Data Sharing Statement
The raw data are available upon reasonable requests to the corresponding author.
Ethics Approval Statement
The Medical Ethics Committee of the Affiliated Hospital of Xuzhou Medical University approved this study protocol (XYFY2024-KL339-01), which was also registered with the Chinese Clinical Trial Registry (ChiCTR2400087240).

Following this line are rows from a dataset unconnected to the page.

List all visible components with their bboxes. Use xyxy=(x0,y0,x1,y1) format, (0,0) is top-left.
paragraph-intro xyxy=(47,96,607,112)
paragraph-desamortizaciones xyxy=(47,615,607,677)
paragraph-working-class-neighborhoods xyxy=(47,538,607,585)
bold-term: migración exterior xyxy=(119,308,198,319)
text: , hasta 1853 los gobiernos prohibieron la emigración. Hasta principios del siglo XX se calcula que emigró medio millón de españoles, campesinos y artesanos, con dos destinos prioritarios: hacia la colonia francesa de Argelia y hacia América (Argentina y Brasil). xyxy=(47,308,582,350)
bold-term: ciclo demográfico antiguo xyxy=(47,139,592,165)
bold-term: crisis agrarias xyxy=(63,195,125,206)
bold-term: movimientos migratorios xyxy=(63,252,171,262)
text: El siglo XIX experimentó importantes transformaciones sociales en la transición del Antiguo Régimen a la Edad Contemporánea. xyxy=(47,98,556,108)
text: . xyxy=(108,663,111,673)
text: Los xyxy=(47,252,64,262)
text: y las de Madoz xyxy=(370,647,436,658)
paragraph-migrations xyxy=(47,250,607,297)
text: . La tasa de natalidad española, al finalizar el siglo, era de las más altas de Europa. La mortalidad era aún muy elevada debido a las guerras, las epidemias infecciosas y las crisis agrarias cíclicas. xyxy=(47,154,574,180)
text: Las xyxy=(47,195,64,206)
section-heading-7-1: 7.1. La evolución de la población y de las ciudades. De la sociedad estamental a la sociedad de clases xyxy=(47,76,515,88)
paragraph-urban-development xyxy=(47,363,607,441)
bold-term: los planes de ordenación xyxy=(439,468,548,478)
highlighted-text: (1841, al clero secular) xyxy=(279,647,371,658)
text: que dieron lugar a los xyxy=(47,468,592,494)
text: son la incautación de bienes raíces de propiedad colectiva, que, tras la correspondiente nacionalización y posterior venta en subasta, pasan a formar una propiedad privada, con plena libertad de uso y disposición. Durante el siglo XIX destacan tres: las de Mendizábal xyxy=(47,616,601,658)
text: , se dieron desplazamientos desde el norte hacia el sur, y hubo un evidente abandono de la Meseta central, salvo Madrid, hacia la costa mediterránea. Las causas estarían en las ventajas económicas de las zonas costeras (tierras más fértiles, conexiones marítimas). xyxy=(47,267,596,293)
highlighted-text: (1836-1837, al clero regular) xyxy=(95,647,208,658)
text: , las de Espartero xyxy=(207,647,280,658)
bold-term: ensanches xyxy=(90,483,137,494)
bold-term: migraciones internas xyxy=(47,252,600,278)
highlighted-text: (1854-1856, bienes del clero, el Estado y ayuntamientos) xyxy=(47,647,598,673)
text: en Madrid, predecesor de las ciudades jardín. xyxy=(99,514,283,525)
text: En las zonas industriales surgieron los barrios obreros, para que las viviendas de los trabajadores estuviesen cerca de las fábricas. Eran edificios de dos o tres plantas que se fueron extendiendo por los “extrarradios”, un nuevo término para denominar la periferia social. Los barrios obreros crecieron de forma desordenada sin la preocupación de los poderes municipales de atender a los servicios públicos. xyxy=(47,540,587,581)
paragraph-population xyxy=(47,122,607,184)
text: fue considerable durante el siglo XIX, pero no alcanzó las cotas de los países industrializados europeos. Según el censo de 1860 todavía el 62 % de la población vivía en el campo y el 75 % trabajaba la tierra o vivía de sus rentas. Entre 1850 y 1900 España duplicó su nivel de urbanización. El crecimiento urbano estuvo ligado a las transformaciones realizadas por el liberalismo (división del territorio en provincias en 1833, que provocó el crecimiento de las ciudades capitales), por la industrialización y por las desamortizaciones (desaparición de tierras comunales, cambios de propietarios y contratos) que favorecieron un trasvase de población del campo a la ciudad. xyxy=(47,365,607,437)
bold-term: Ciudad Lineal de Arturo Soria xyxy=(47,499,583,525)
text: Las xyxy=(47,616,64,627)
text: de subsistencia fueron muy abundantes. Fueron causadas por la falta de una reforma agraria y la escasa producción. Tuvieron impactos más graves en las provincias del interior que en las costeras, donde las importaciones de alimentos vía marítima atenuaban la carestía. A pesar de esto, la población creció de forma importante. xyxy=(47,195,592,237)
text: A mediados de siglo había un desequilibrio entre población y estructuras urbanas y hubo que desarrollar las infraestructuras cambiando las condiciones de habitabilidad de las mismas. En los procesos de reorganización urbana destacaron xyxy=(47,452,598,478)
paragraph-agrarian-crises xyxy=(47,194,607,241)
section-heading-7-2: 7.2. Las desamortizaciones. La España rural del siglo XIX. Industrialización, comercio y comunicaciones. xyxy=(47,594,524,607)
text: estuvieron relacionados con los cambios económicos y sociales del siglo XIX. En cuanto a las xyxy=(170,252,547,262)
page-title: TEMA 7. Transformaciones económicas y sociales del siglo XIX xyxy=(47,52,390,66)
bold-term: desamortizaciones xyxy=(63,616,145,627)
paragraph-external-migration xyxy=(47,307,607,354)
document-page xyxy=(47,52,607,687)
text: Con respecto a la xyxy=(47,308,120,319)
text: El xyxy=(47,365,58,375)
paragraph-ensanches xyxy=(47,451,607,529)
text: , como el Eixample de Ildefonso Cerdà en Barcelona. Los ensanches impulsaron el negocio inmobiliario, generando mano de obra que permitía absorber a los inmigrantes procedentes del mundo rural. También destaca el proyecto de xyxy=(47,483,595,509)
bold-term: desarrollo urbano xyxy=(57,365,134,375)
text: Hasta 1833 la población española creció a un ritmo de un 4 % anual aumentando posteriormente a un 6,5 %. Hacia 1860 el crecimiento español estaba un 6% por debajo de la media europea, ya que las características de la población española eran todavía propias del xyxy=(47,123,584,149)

The trial is being carried out in compliance with the ethical principles of the Declaration of Helsinki.
Acknowledgment
The authors express their gratitude to the Department of Anesthesiology at the Affiliated Hospital of Xuzhou Medical University for their assistance and support.
Author Contributions
All authors made a significant contribution to the work reported, whether that is in the conception, study design, execution, acquisition of data, analysis and interpretation, or in all these areas; took part in drafting, revising or critically reviewing the article; gave final approval of the version to be published; have agreed on the journal to which the article has been submitted; and agree to be accountable for all aspects of the work.
Disclosure
The authors declare that there are no conflicts of interest associated with this work.